9. The cache device according to claim 2, characterized in that, The scheduling module is further configured such that the launch priority of the main read / write request queue is higher than that of the computation request queue, and the launch priority of the computation request queue is higher than that of the secondary read / write request queue.

10. The cache device according to claim 1, characterized in that, The execution module also includes multiple computation units and arithmetic logic unit caches. The computation pipeline is further configured to retrieve the first source data from the arithmetic logic unit cache, enter the corresponding computation unit among the plurality of computation units according to the operation type corresponding to the computation request, perform the corresponding computation operation, and write the corresponding computation result into the storage module.

11. The cache device according to claim 10, characterized in that, The computation pipeline is further configured to read second source data from the storage module and perform computation operations on the second source data and the first source data.

12. The cache device according to any one of claims 1-11, characterized in that, The cache device further includes: The storage module includes multiple cache lines; The hit detection module is configured to, in response to a target read / write request in the plurality of requests hitting a target cache line in the storage module, adjust the status information of the target cache line according to the request type of the plurality of requests, and provide the target read / write request to the scheduling module; or, in response to a target read / write request in the plurality of requests not hitting a target cache line in the storage module, provide the target read / write request to the scheduling module. The scheduling module is further configured to, in response to the target read / write request not hitting the target cache line in the storage module, send a read request to the memory to obtain the target data corresponding to the target read / write request, and write it into the target cache line.

13. The cache device according to claim 12, characterized in that, The scheduling module also includes: Request caching is configured to temporarily store at least one request that has been hit.

14. The cache device according to claim 12, characterized in that, The scheduling module is further configured to write the data in the target cache line into the memory before operating the target cache line according to the target read / write request, in response to the data in the target cache line being modified but not yet written to memory.

15. The cache device according to any one of claims 1-11, characterized in that, The cache device further includes: The request response module is configured to provide a corresponding request response to the target request source via the on-chip bus in response to the completion of the execution of the target request among the plurality of requests.

16. A cache operation method, applied to a cache device, characterized in that, The cache device is configured to perform computation tasks at the cache level.
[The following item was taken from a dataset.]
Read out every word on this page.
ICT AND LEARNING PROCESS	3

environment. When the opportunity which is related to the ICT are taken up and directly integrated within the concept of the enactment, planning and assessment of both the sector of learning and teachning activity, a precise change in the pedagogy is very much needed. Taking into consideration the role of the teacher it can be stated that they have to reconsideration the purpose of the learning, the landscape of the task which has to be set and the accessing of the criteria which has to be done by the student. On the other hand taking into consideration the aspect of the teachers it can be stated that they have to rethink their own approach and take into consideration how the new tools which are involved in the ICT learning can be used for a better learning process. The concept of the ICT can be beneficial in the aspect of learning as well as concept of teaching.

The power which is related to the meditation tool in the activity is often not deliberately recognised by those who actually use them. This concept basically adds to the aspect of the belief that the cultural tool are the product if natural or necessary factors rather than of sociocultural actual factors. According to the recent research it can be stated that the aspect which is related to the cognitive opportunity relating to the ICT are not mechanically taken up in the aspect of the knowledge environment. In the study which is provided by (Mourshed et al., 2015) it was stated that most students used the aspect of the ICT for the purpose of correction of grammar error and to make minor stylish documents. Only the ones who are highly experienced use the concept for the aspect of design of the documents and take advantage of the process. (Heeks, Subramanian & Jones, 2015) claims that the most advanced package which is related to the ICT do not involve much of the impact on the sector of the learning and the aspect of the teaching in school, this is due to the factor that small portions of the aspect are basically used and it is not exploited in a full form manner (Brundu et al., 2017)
The cache device includes multiple execution pipelines and multiple wait queues. The multiple execution pipelines are respectively coupled to the corresponding wait queues in the multiple wait queues. The multiple execution pipelines include read-write pipelines and computation pipelines. The cache operation method includes: Receive multiple requests; Based on the request types of the multiple requests, the multiple requests are respectively stored in the multiple waiting queues, wherein the multiple waiting queues include a read / write request queue and a computation request queue; and The read / write pipeline executes read / write requests emitted from the read / write request queue, and the compute pipeline executes compute requests emitted from the compute request queue.

17. An electronic device, characterized in that, The electronic device includes the cache device according to any one of claims 1-15.

18. An artificial intelligence processor, characterized in that, The artificial intelligence processor includes the cache device as described in any one of claims 1-15.